EU officials defended the treaty as a much-needed boost to underdeveloped countries and argued that, because Cambodia is a sovereign country, there is little they can do. EU Ambassador David Lipman said the EU is working with authorities to ensure rights and the rule of law are respected. Cambodian officials, in turn, have promised to investigate. “Essentially, this is a political issue,” the ambassador said. “The rules do permit us to suspend [duty-free access] in certain conditions and we’ve done that, for example, in the case of Burma, for very, very serious human rights allegations such as child labour.”

Seth van Doorn, European Commission political and commercial affairs officer, said tax-free exports could theoretically be cancelled. “There is no obligation for us to offer these things, so there is the possibility we would take into account all the repercussions. This is not something to make a quick political statement as obviously this would have massive implications.”

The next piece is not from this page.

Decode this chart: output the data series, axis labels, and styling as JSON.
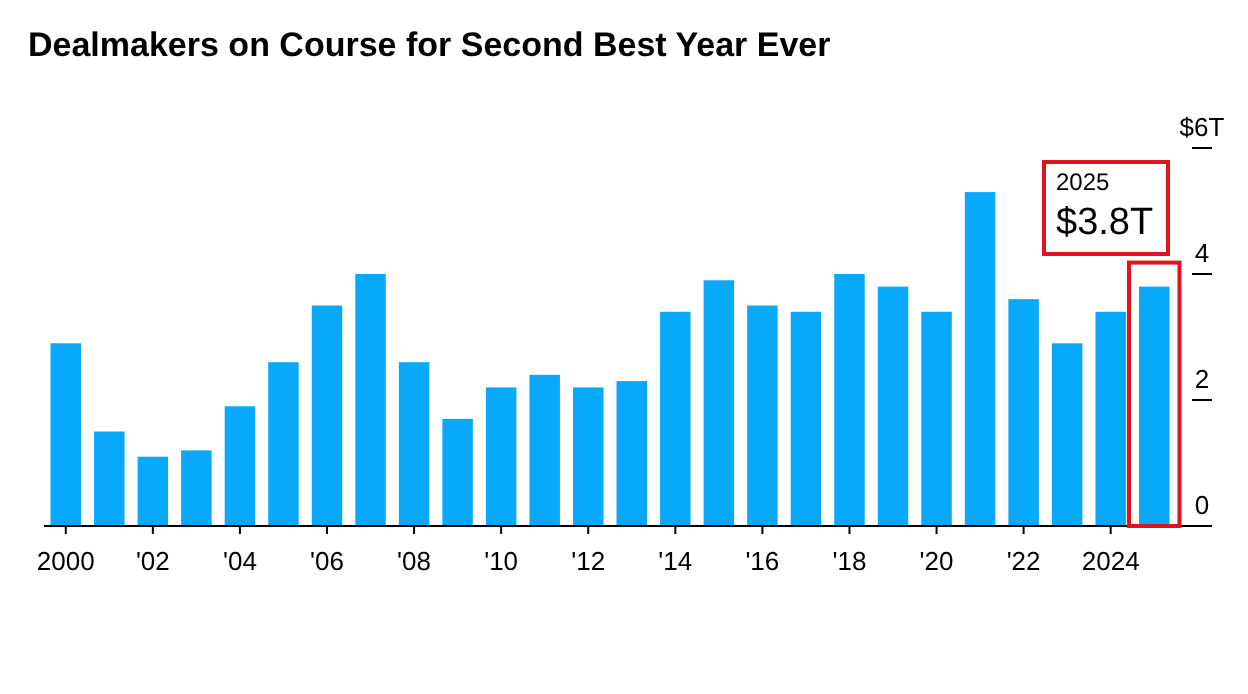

Rafael Dochao Moreno, Chargé d’Affaires ad interim of the EU Delegation in Cambodia, raised concerns at a recent meeting: “During the joint committee, the Cambodian government indicated their great concern about these allegations and that they themselves were initiating an investigation to check specifically what was happening on the ground.”

The government promised to inform the EU of the results, although the findings have not yet been released and officials have thus far declined to comment. “It is the legitimate government… that should initiate the investigation on any allegation of human rights abuses,” Moreno said.

Ambassador Lipman added: “They are working on it, so I can’t say whether we’re satisfied.” The patience of activists is, however, wearing thin. “A coalition of NGOs and affected communities has presented the EU with well-substantiated documentation that displays a pattern of human rights abuses and illegal actions throughout the entire sugar industry,” said David Pred.

“The EU regulations governing the EBA initiative call for an investigation when credible allegations of serious and systematic human rights abuses have been made. That would be the right thing for the EU to do, but it remains to be seen if EU member states with economic interests in Cambodia will block EU action to invoke EBA’s human rights safeguards.”

While the EU remains mired in bureaucracy, there is some hope that Western labels could pick up the slack and boycott companies implicated in human rights abuses. Tate & Lyle is one example, which lists integrity as one of its core values, but the UK-based sugar giant signed five-year contracts with Thai sugar company Khon Kaen Sugar (KSL) in late 2009 to purchase all of its Cambodian output. KSL CEO Chamroon Chinthammit has close ties to Ly Yong Phat, a dual nationality Thai citizen who also goes by the name Phat Suphapha. The two own 20,000 hectares of cane sugar concessions side-by-side in Koh Kong province. Tate & Lyle would say only that it had sold its EU sugar refining business to American Sugar Refining. “Your questions relate to a business we do not own,” a spokesman said.

Denials notwithstanding, cheap EBA-eligible sugar remains on the radar for Western buyers. A consumer boycott of companies that refuse to reveal the source of their sugar might be most effective way of spurring changes in the industry. Opposition politician Mu Sochua has previously appealed for EU companies to stop buying sugar produced by LYP Group subsidiaries. For David Pred, the issue is even clearer. “If I was a British consumer, I would think twice before I bought Tate and Lyle sugar,” he said. “The sugar they bought from Cambodia this year is pretty sour.”